Тесса смотрит на меня виноватым взглядом.
— Я выпила его. Не знала, захочешь ли ты допивать.
Она встает и наполняет для меня стакан, вручает его мне и садится снова, складывая руки на коленях, выглядя очень подавленной. Мне хотелось бы отвлечь ее от печали, вероятно, моя отключка была не лучшим способом добиться этого.
— Как долго вы с Роуз были знакомы? — спрашиваю я.
Тесса устало улыбается, затем подтягивает ноги под себя и мечтательно смотрит на меня, как будто моментально погружется в давно минувшее время.

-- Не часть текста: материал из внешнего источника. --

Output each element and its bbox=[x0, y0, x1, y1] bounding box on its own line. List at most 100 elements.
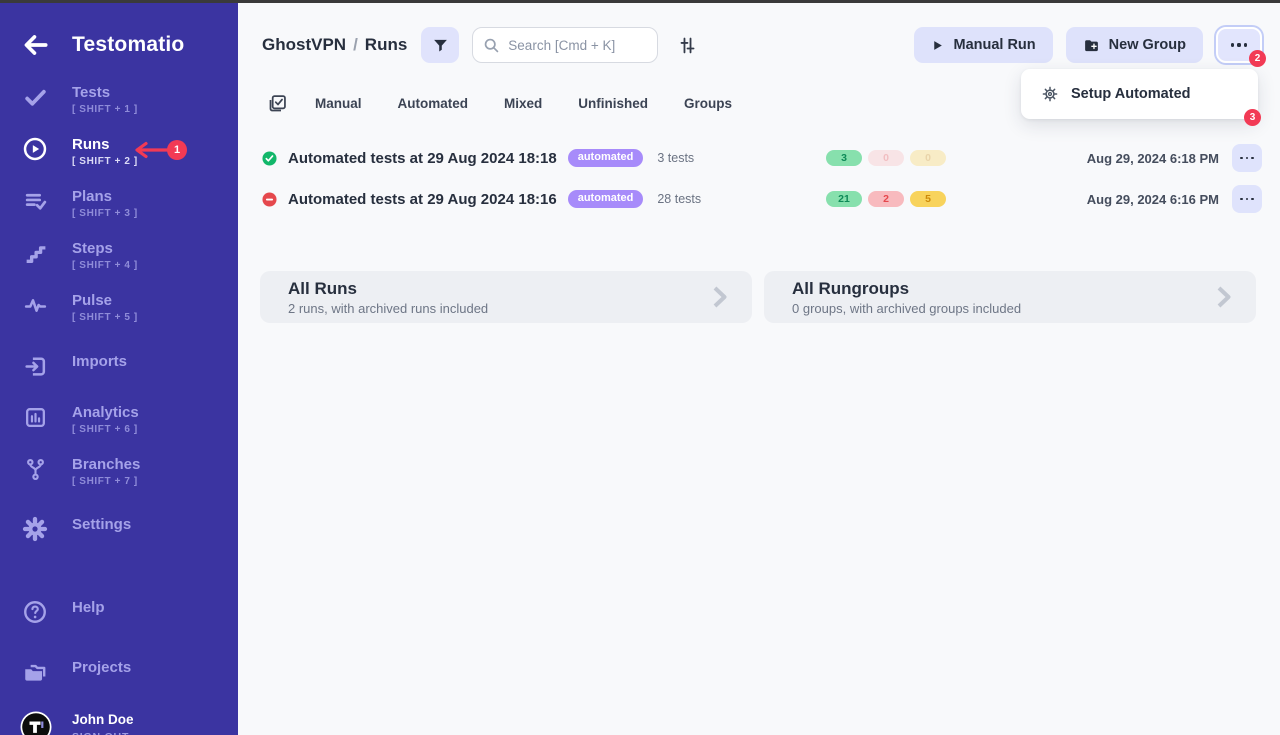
sidebar-item-analytics[interactable]: Analytics [ SHIFT + 6 ] bbox=[0, 404, 238, 438]
run-menu-button[interactable] bbox=[1232, 144, 1262, 172]
status-passed-icon bbox=[262, 150, 277, 166]
app-title: Testomatio bbox=[72, 33, 185, 56]
sign-out-link[interactable]: SIGN OUT bbox=[72, 731, 134, 735]
folder-plus-icon bbox=[1083, 37, 1100, 54]
sidebar-item-pulse[interactable]: Pulse [ SHIFT + 5 ] bbox=[0, 292, 238, 326]
window-top-border bbox=[0, 0, 1280, 3]
tab-groups[interactable]: Groups bbox=[684, 95, 733, 111]
sidebar-item-shortcut: [ SHIFT + 7 ] bbox=[72, 476, 138, 487]
gear-icon bbox=[22, 516, 48, 542]
sidebar-item-label: Pulse bbox=[72, 292, 113, 309]
select-all-icon[interactable] bbox=[266, 92, 288, 114]
run-title[interactable]: Automated tests at 29 Aug 2024 18:16 bbox=[288, 190, 557, 208]
new-group-button[interactable]: New Group bbox=[1065, 27, 1203, 63]
sidebar-item-plans[interactable]: Plans [ SHIFT + 3 ] bbox=[0, 188, 238, 222]
breadcrumb-project[interactable]: GhostVPN bbox=[262, 35, 347, 54]
all-runs-card[interactable]: All Runs 2 runs, with archived runs incl… bbox=[260, 271, 752, 323]
sidebar-item-shortcut: [ SHIFT + 6 ] bbox=[72, 424, 138, 435]
run-title[interactable]: Automated tests at 29 Aug 2024 18:18 bbox=[288, 149, 557, 167]
tab-automated[interactable]: Automated bbox=[397, 95, 469, 111]
breadcrumb: GhostVPN / Runs bbox=[262, 35, 407, 55]
failed-count-pill: 0 bbox=[868, 150, 904, 166]
new-group-label: New Group bbox=[1108, 37, 1186, 53]
sidebar-item-shortcut: [ SHIFT + 1 ] bbox=[72, 104, 138, 115]
run-date: Aug 29, 2024 6:18 PM bbox=[1086, 150, 1219, 166]
sidebar-item-label: Runs bbox=[72, 136, 110, 153]
search-box[interactable] bbox=[472, 27, 659, 63]
sidebar-item-label: Help bbox=[72, 599, 105, 616]
filter-button[interactable] bbox=[421, 27, 460, 63]
breadcrumb-page: Runs bbox=[364, 35, 408, 54]
manual-run-button[interactable]: Manual Run bbox=[914, 27, 1053, 63]
pulse-icon bbox=[22, 292, 48, 318]
run-row[interactable]: Automated tests at 29 Aug 2024 18:16 aut… bbox=[238, 184, 1280, 214]
back-arrow-icon[interactable] bbox=[20, 30, 50, 60]
summary-cards: All Runs 2 runs, with archived runs incl… bbox=[238, 271, 1280, 323]
sidebar-item-label: Plans bbox=[72, 188, 113, 205]
sidebar-nav: Tests [ SHIFT + 1 ] Runs [ SHIFT + 2 ] bbox=[0, 84, 238, 735]
import-icon bbox=[22, 353, 48, 379]
more-actions-button[interactable]: 2 bbox=[1216, 27, 1266, 67]
sidebar-item-shortcut: [ SHIFT + 3 ] bbox=[72, 208, 138, 219]
steps-icon bbox=[22, 240, 48, 266]
sidebar-item-shortcut: [ SHIFT + 4 ] bbox=[72, 260, 138, 271]
all-rungroups-card[interactable]: All Rungroups 0 groups, with archived gr… bbox=[764, 271, 1256, 323]
run-type-badge: automated bbox=[567, 149, 644, 167]
sidebar-item-label: Steps bbox=[72, 240, 113, 257]
run-stats: 21 2 5 bbox=[826, 191, 946, 207]
more-actions-menu: Setup Automated 3 bbox=[1021, 69, 1261, 126]
sidebar-item-tests[interactable]: Tests [ SHIFT + 1 ] bbox=[0, 84, 238, 118]
funnel-icon bbox=[432, 37, 449, 54]
page-header: GhostVPN/Runs Manua bbox=[238, 0, 1280, 67]
sidebar-item-label: Analytics bbox=[72, 404, 139, 421]
adjustments-icon[interactable] bbox=[675, 33, 699, 57]
sidebar-item-label: Settings bbox=[72, 516, 132, 533]
runs-list: Automated tests at 29 Aug 2024 18:18 aut… bbox=[238, 143, 1280, 214]
run-test-count: 3 tests bbox=[657, 151, 695, 165]
list-check-icon bbox=[22, 188, 48, 214]
sidebar-item-imports[interactable]: Imports bbox=[0, 353, 238, 379]
sidebar-item-shortcut: [ SHIFT + 5 ] bbox=[72, 312, 138, 323]
card-subtitle: 0 groups, with archived groups included bbox=[792, 300, 1022, 316]
sidebar-item-settings[interactable]: Settings bbox=[0, 516, 238, 542]
bar-chart-icon bbox=[22, 404, 48, 430]
git-branch-icon bbox=[22, 456, 48, 482]
sidebar-item-help[interactable]: Help bbox=[0, 599, 238, 625]
run-stats: 3 0 0 bbox=[826, 150, 946, 166]
ellipsis-icon bbox=[1231, 43, 1247, 47]
tab-unfinished[interactable]: Unfinished bbox=[578, 95, 649, 111]
passed-count-pill: 21 bbox=[826, 191, 862, 207]
sidebar-user[interactable]: John Doe SIGN OUT bbox=[0, 711, 238, 735]
annotation-step-1: 1 bbox=[167, 140, 187, 160]
play-icon bbox=[931, 39, 944, 52]
chevron-right-icon bbox=[1210, 283, 1236, 311]
annotation-arrow-1 bbox=[130, 140, 174, 165]
sidebar-item-steps[interactable]: Steps [ SHIFT + 4 ] bbox=[0, 240, 238, 274]
search-icon bbox=[483, 37, 500, 54]
annotation-step-2: 2 bbox=[1249, 50, 1266, 67]
gear-icon bbox=[1041, 85, 1059, 103]
search-input[interactable] bbox=[508, 37, 649, 53]
avatar bbox=[20, 711, 52, 735]
run-type-badge: automated bbox=[567, 190, 644, 208]
tab-mixed[interactable]: Mixed bbox=[504, 95, 543, 111]
menu-item-setup-automated[interactable]: Setup Automated bbox=[1021, 69, 1258, 119]
card-title: All Rungroups bbox=[792, 278, 910, 298]
run-test-count: 28 tests bbox=[657, 192, 702, 206]
run-menu-button[interactable] bbox=[1232, 185, 1262, 213]
user-name: John Doe bbox=[72, 711, 134, 727]
sidebar-item-branches[interactable]: Branches [ SHIFT + 7 ] bbox=[0, 456, 238, 490]
sidebar-item-runs[interactable]: Runs [ SHIFT + 2 ] bbox=[0, 136, 238, 170]
run-row[interactable]: Automated tests at 29 Aug 2024 18:18 aut… bbox=[238, 143, 1280, 173]
setup-automated-label: Setup Automated bbox=[1071, 86, 1191, 102]
sidebar-item-label: Projects bbox=[72, 659, 132, 676]
skipped-count-pill: 5 bbox=[910, 191, 946, 207]
sidebar-header: Testomatio bbox=[0, 26, 238, 64]
breadcrumb-separator: / bbox=[353, 35, 358, 54]
sidebar-item-projects[interactable]: Projects bbox=[0, 659, 238, 685]
sidebar-item-shortcut: [ SHIFT + 2 ] bbox=[72, 156, 138, 167]
card-subtitle: 2 runs, with archived runs included bbox=[288, 300, 489, 316]
tab-manual[interactable]: Manual bbox=[315, 95, 362, 111]
check-icon bbox=[22, 84, 48, 110]
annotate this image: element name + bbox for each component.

— Около двух лет. Я думаю, что она была моей лучшей подругой. Роуз пыталась помочь мне, когда дела у нас с Марком становились все хуже и хуже. У него было бесконечное количество интрижек, и он пил все больше и больше. Марк погрузился в одно расследование, о котором не хотел мне рассказывать. И чем дольше он искал решение, тем больше пил. Я тогда чувствовала себя довольно одинокой. И я боялась потерять его. После смерти моей матери я была сама не своя. Ее потеря сделала меня маниакально контролирующей. Я хотела контролировать все и всех, кто был важен для меня, чтобы не потерять их. Поэтому хотела контролировать и Марка. Но он не желал, чтобы его контролировали. Чем больше я пыталась отвлечь его от алкоголя, тем больше отдаляла его от себя.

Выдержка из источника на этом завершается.